People living with diabetes are working to overcome barriers every day. Short-term barriers such as monitoring blood glucose and longer term barriers such as diabetes related health complications. Often these concerns are at the forefront for healthcare providers. While these are important to a person living with diabetes as well, most are managing multiple barriers to when trying to achieve desired outcomes.
Financial concerns, education, insurance coverage, access to care, preventative services, motivation, self-care and time can all influence engagement in treatment and health outcomes. In the digital world, using technology to alleviate hurdles related to diabetes self-management may ultimately improve health and wellness. Here are some questions and answers to consider on behalf of integrating technology.
Q: What are the greatest barriers people with diabetes face?
A: When it comes to diabetes self-management, many aspects of caring for diabetes can be overwhelming. Questions come up at all hours of the day. Accessing health care providers outside of scheduled office visits is nearly impossible. Aside from an Emergency Room visit, often times people living with diabetes can feel at a loss when blood glucose levels spike, important questions come up or there are uncertainties as how to manage an impending illness or meal/activity pattern. Depending on the severity of the concern, open provider appointments can be few and far between.
Q: How do people living with diabetes use technology to obtain access to health care providers?
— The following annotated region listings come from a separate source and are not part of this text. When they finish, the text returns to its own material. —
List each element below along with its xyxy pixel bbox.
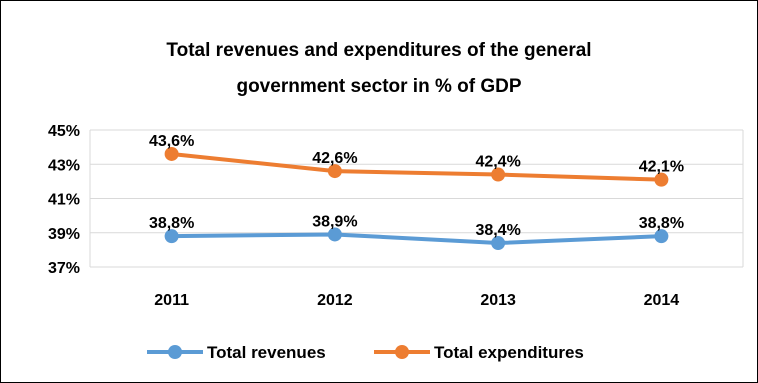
data-point-total-revenues xyxy=(327,227,342,242)
y-tick-label: 37% xyxy=(48,260,80,277)
legend-marker-total-expenditures xyxy=(395,345,409,359)
y-axis-ticks: 45% 43% 41% 39% 37% xyxy=(48,123,80,277)
data-point-total-expenditures xyxy=(164,146,179,161)
data-label-total-revenues: 38,9% xyxy=(312,213,357,230)
x-axis-ticks: 2011 2012 2013 2014 xyxy=(154,292,679,309)
legend: Total revenues Total expenditures xyxy=(147,343,584,362)
data-labels: 38,8% 38,9% 38,4% 38,8% 43,6% 42,6% 42,4% 42,1% xyxy=(149,133,684,239)
data-label-total-expenditures: 42,6% xyxy=(312,150,357,167)
data-label-total-expenditures: 42,1% xyxy=(639,159,684,176)
data-point-total-revenues xyxy=(164,229,179,244)
gridlines xyxy=(89,129,744,268)
legend-label-total-expenditures: Total expenditures xyxy=(434,343,584,362)
x-tick-label: 2013 xyxy=(480,292,516,309)
legend-label-total-revenues: Total revenues xyxy=(207,343,326,362)
series-layer xyxy=(164,146,669,251)
legend-marker-total-revenues xyxy=(168,345,182,359)
data-point-total-expenditures xyxy=(327,164,342,179)
x-tick-label: 2012 xyxy=(317,292,353,309)
data-label-total-revenues: 38,8% xyxy=(639,215,684,232)
data-label-total-revenues: 38,4% xyxy=(475,222,520,239)
series-line-total-expenditures xyxy=(171,151,662,182)
chart-title-line-1: Total revenues and expenditures of the g… xyxy=(166,40,591,61)
data-label-total-expenditures: 42,4% xyxy=(475,154,520,171)
chart-title-line-2: government sector in % of GDP xyxy=(236,76,521,97)
data-point-total-revenues xyxy=(654,229,669,244)
data-point-total-expenditures xyxy=(654,172,669,187)
data-label-total-expenditures: 43,6% xyxy=(149,133,194,150)
x-tick-label: 2014 xyxy=(644,292,680,309)
y-tick-label: 41% xyxy=(48,192,80,209)
y-tick-label: 43% xyxy=(48,157,80,174)
y-tick-label: 39% xyxy=(48,226,80,243)
y-tick-label: 45% xyxy=(48,123,80,140)
series-line-total-revenues xyxy=(171,232,662,246)
data-point-total-expenditures xyxy=(491,167,506,182)
data-label-total-revenues: 38,8% xyxy=(149,215,194,232)
data-point-total-revenues xyxy=(491,236,506,251)
x-tick-label: 2011 xyxy=(154,292,189,309)
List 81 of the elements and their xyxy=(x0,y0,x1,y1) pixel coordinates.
A: Technology is helping to close the gap in the health care industry. Digital Coaching programs provide patients access to Diabetes Educators, Nurses, Dietitians, Physicians and other health care providers which can be a turning point. A Coach is able to call to check-in or the patient may send a quick email/text to their Diabetes Educator to ask a question. Knowing that concerns and questions can be answered without the hassle of scheduling systems, taking off work or traveling while ill to see the health care provider, can be an enormous relief.
Q: What is another common hurdle for people living with diabetes?
A: Maintaining optimal blood glucose ranges are an everyday concern for people living with diabetes. This can be stressful and overwhelming when there are many factors that influence blood glucose levels each day. Knowledge is power and with treatments options continuously changing, it can become difficult to keep up with needs.
Q: Are there digital tools that can help alleviate this burden for people with diabetes?
A: Digital tools are an exciting piece of the diabetes word. Glucometers to measure blood glucose are become more advanced. Continuous glucose monitoring systems can be worn to determine blood glucose levels at any time of the day for real-time data that is crucial for managing treatment. Insulin pumps allow an easy way to manage and dose insulin. Additional tools such as devices that calculate insulin dose simultaneously with blood glucose levels, take the counting and guesswork out of determining an appropriate amount of insulin to take. Many of these tools are linked to smart phones, computer software and more. This allows the data to be shared easily with health care providers and track trends for managing treatment.
Q: Why are digital health tools recommended when it comes to managing diabetes?
A: Digital health tools can be invaluable to a person living with diabetes. Trying to manage diabetes while trying to manage the rest of “life” is not an easy feat. When technology can help us save time and alleviate stress while improving our health outcomes – it becomes a win-win.
Q: How do people living with diabetes get started with technology?
A: Start by asking. It never hurts to ask from recommendations from a health care provider, nurse-friend, neighbor with diabetes or the mom at school whose child has diabetes. Connection is important. Ask for referrals to resources, ask about new digital programs, ask about technology tools that could help improve care and management for diabetes. Next, start researching – use the digital world (aka the internet) to begin gathering more information. Once tools are found that might be a good fit, discuss them with a health care provider to create a plan that will work for best managing diabetes.